The reasons for changing icons is complex. Partly, were richer and we want nicer things. Partly our society is more diverse. And as Australia grows bigger and more crowded, fewer and fewer of us live outside of cities and towns. We just dont need Akubras like we once did.


But its not all doom and gloom for Aussie icons. Some are surviving well.

RM Williams the Bush outfitter is going gangbusters in terms of Google search interest. This is a brand with some old school Aussie heritage. Reginald Murray Williams was a swagman born 200km north of Adelaide. The company he started now has revenue of $128 million and plans to increase that to $500 million by 2019. New PM Malcolm Turnbull has even been spotted wearing them.

Qantas is growing too. Its brands carried 4.4 million passengers in the first part of this year up from 2.9 million in the same time span 10 years ago.

And if youve burned your mouth on a pie recently, it was probably an Aussie icon. FourN Twenty pies are the biggest pie brand in the country, and sales are up. Patties Foods made an extra 5 per cent in pie sales last year.

How did these icons survive? The answer turns out to be obvious.

RM Williams is pitching itself to city folks with a new range of bags and boots.

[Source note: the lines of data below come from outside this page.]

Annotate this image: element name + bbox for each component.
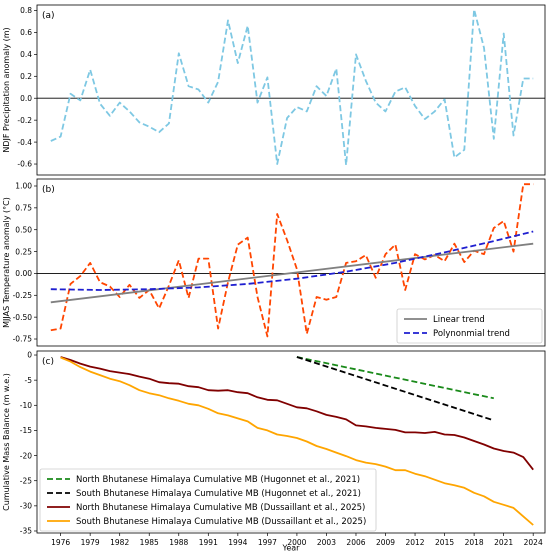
y-tick-label: 0.2 (20, 72, 32, 81)
series-line-1 (50, 8, 534, 167)
series-line-3 (60, 356, 534, 471)
y-tick-label: 0.50 (15, 225, 32, 234)
y-tick-label: -15 (20, 426, 32, 435)
panel-3: -35 -30 -25 -20 -15 -10 -5 0 1976 1979 1982 1985 198… (2, 350, 546, 551)
y-tick-label: 1.00 (15, 182, 32, 191)
y-tick-label: -30 (20, 502, 32, 511)
y-tick-label: -0.50 (13, 313, 33, 322)
y-tick-label: 0 (27, 351, 32, 360)
y-tick-label: 0.4 (20, 50, 32, 59)
legend-label: Polynonmial trend (433, 329, 510, 339)
x-tick-label: 1979 (81, 538, 100, 547)
y-axis-label: MJJAS Temperature anomaly (°C) (2, 197, 11, 328)
y-tick-label: 0.8 (20, 6, 32, 15)
series-line-1 (50, 183, 534, 338)
y-tick-label: -25 (20, 476, 32, 485)
y-axis-label: Cumulative Mass Balance (m w.e.) (2, 373, 11, 511)
x-tick-label: 2024 (524, 538, 543, 547)
x-tick-label: 1985 (140, 538, 159, 547)
y-tick-label: 0.0 (20, 94, 32, 103)
series-line-2 (296, 356, 495, 422)
x-tick-label: 1991 (199, 538, 218, 547)
y-axis-label: NDJF Precipitation anomaly (m) (2, 27, 11, 152)
x-tick-label: 2000 (287, 538, 306, 547)
x-tick-label: 2012 (405, 538, 424, 547)
y-tick-label: -0.4 (17, 138, 32, 147)
panel-label: (b) (42, 185, 55, 195)
legend-label: North Bhutanese Himalaya Cumulative MB (… (76, 503, 365, 513)
x-tick-label: 2018 (465, 538, 484, 547)
legend-label: North Bhutanese Himalaya Cumulative MB (… (76, 475, 360, 485)
x-tick-label: 2021 (494, 538, 513, 547)
legend-box (39, 468, 377, 532)
x-tick-label: 1976 (51, 538, 70, 547)
y-tick-label: -35 (20, 527, 32, 536)
y-tick-label: 0.6 (20, 28, 32, 37)
panel-label: (a) (42, 11, 55, 21)
panel-2: -0.75 -0.50 -0.25 0.00 0.25 0.50 0.75 1.00 (b) MJ… (2, 178, 546, 347)
legend-label: South Bhutanese Himalaya Cumulative MB (… (76, 517, 366, 527)
x-tick-label: 1997 (258, 538, 277, 547)
legend-label: Linear trend (433, 315, 485, 325)
series-line-1 (296, 356, 494, 400)
y-tick-label: -10 (20, 401, 32, 410)
x-tick-label: 1988 (169, 538, 188, 547)
x-tick-label: 2006 (346, 538, 365, 547)
x-tick-label: 2015 (435, 538, 454, 547)
series-line-3 (50, 230, 534, 291)
legend-box (396, 308, 543, 344)
y-tick-label: -20 (20, 451, 32, 460)
x-axis-label: Year (282, 544, 301, 551)
y-tick-label: 0.00 (15, 269, 32, 278)
x-tick-label: 2003 (317, 538, 336, 547)
y-tick-label: -0.6 (17, 160, 32, 169)
y-tick-label: 0.75 (15, 204, 32, 213)
y-tick-label: -0.75 (13, 335, 33, 344)
y-tick-label: -0.2 (17, 116, 32, 125)
x-tick-label: 2009 (376, 538, 395, 547)
y-tick-label: -5 (25, 376, 33, 385)
y-tick-label: -0.25 (13, 291, 33, 300)
plot-frame (36, 178, 546, 347)
panel-label: (c) (42, 357, 54, 367)
series-line-4 (60, 356, 534, 526)
legend-label: South Bhutanese Himalaya Cumulative MB (… (76, 489, 361, 499)
x-tick-label: 1982 (110, 538, 129, 547)
y-tick-label: 0.25 (15, 247, 32, 256)
plot-frame (36, 350, 546, 534)
x-tick-label: 1994 (228, 538, 247, 547)
panel-1: -0.6 -0.4 -0.2 0.0 0.2 0.4 0.6 0.8 (a) NDJF Preci… (2, 4, 546, 176)
series-line-2 (50, 242, 534, 304)
plot-frame (36, 4, 546, 176)
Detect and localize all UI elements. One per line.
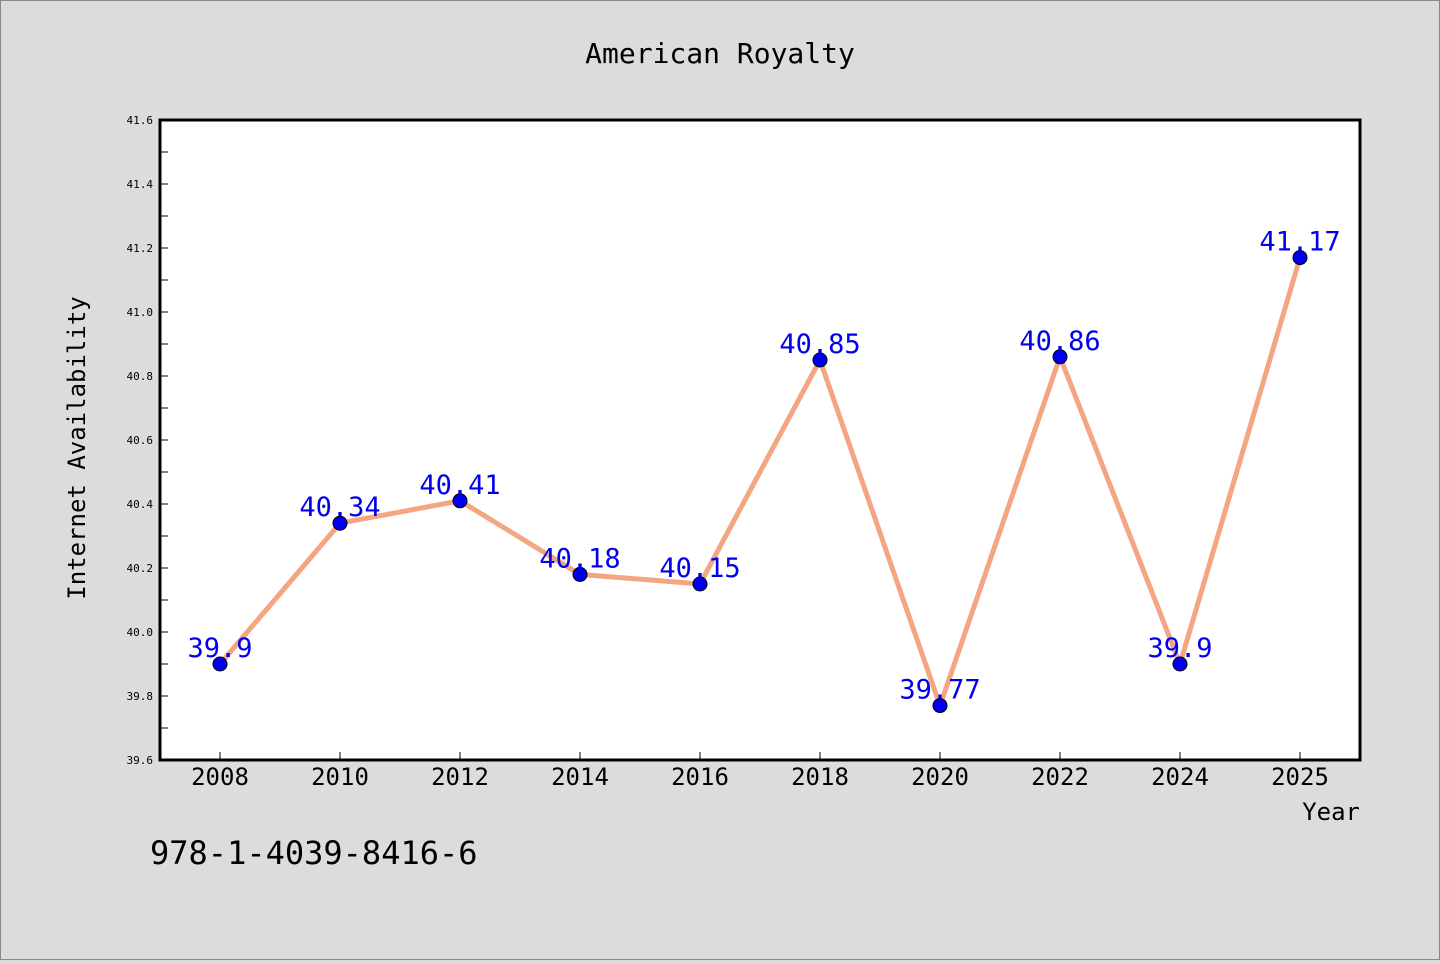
x-tick-label: 2022 — [1031, 763, 1089, 791]
y-tick-label: 40.2 — [127, 562, 154, 575]
y-tick-label: 41.4 — [127, 178, 154, 191]
x-tick-label: 2025 — [1271, 763, 1329, 791]
x-tick-label: 2020 — [911, 763, 969, 791]
data-label-layer: 39.9 40.34 40.41 40.18 40.15 40.85 39.77 40.86 3… — [187, 227, 1340, 706]
plot-area — [158, 118, 1362, 762]
data-label: 40.15 — [659, 553, 740, 584]
data-label: 39.77 — [899, 675, 980, 706]
x-tick-label: 2024 — [1151, 763, 1209, 791]
data-point — [932, 698, 948, 714]
x-tick-label: 2008 — [191, 763, 249, 791]
data-point — [452, 493, 468, 509]
x-tick-label: 2010 — [311, 763, 369, 791]
x-tick-label: 2016 — [671, 763, 729, 791]
series-layer — [212, 250, 1308, 714]
data-point — [332, 515, 348, 531]
data-point — [572, 566, 588, 582]
y-tick-label: 40.4 — [127, 498, 154, 511]
y-tick-label: 41.0 — [127, 306, 154, 319]
y-axis: 39.6 39.8 40.0 40.2 40.4 40.6 40.8 41.0 41.2 41.4… — [127, 114, 168, 767]
y-tick-label: 39.8 — [127, 690, 154, 703]
x-axis-label: Year — [1302, 798, 1360, 826]
data-label: 40.18 — [539, 543, 620, 574]
data-point — [812, 352, 828, 368]
data-point — [212, 656, 228, 672]
data-point — [1172, 656, 1188, 672]
y-tick-label: 41.2 — [127, 242, 154, 255]
x-axis: 2008 2010 2012 2014 2016 2018 2020 2022 2024 2025 — [191, 752, 1329, 791]
data-label: 41.17 — [1259, 227, 1340, 258]
data-point — [1052, 349, 1068, 365]
data-label: 40.41 — [419, 470, 500, 501]
data-label: 40.86 — [1019, 326, 1100, 357]
x-tick-label: 2018 — [791, 763, 849, 791]
y-tick-label: 40.0 — [127, 626, 154, 639]
isbn-text: 978-1-4039-8416-6 — [150, 834, 478, 872]
data-point — [1292, 250, 1308, 266]
x-tick-label: 2012 — [431, 763, 489, 791]
data-label: 39.9 — [1147, 633, 1212, 664]
data-point — [692, 576, 708, 592]
series-line — [218, 256, 1303, 714]
y-tick-label: 40.6 — [127, 434, 154, 447]
y-tick-label: 39.6 — [127, 754, 154, 767]
data-label: 40.85 — [779, 329, 860, 360]
y-tick-label: 41.6 — [127, 114, 154, 127]
data-label: 39.9 — [187, 633, 252, 664]
x-tick-label: 2014 — [551, 763, 609, 791]
data-label: 40.34 — [299, 492, 380, 523]
y-tick-label: 40.8 — [127, 370, 154, 383]
y-axis-label: Internet Availability — [63, 296, 91, 599]
chart-title: American Royalty — [585, 37, 855, 70]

FourN Twenty is selling Slams which are on-the-go snackable pies.

And Qantas is flying bigger planes with better entertainment and fancier airport lounges.

In other words, these brands are changing as we change. Thats how you stay as an icon. Not by being the same exact product, but by staying useful.

So maybe I was too harsh on Weet-Bix at the start. Maybe changing is the only way to stay relevant. The sugary Weet-Bix biscuit might seem foreign and strange to me. But to a new generation of kids, it could be part of a longstanding Aussie tradition.

Maybe the only people having an identity crisis are the ones who think an identity has to be the same for ever.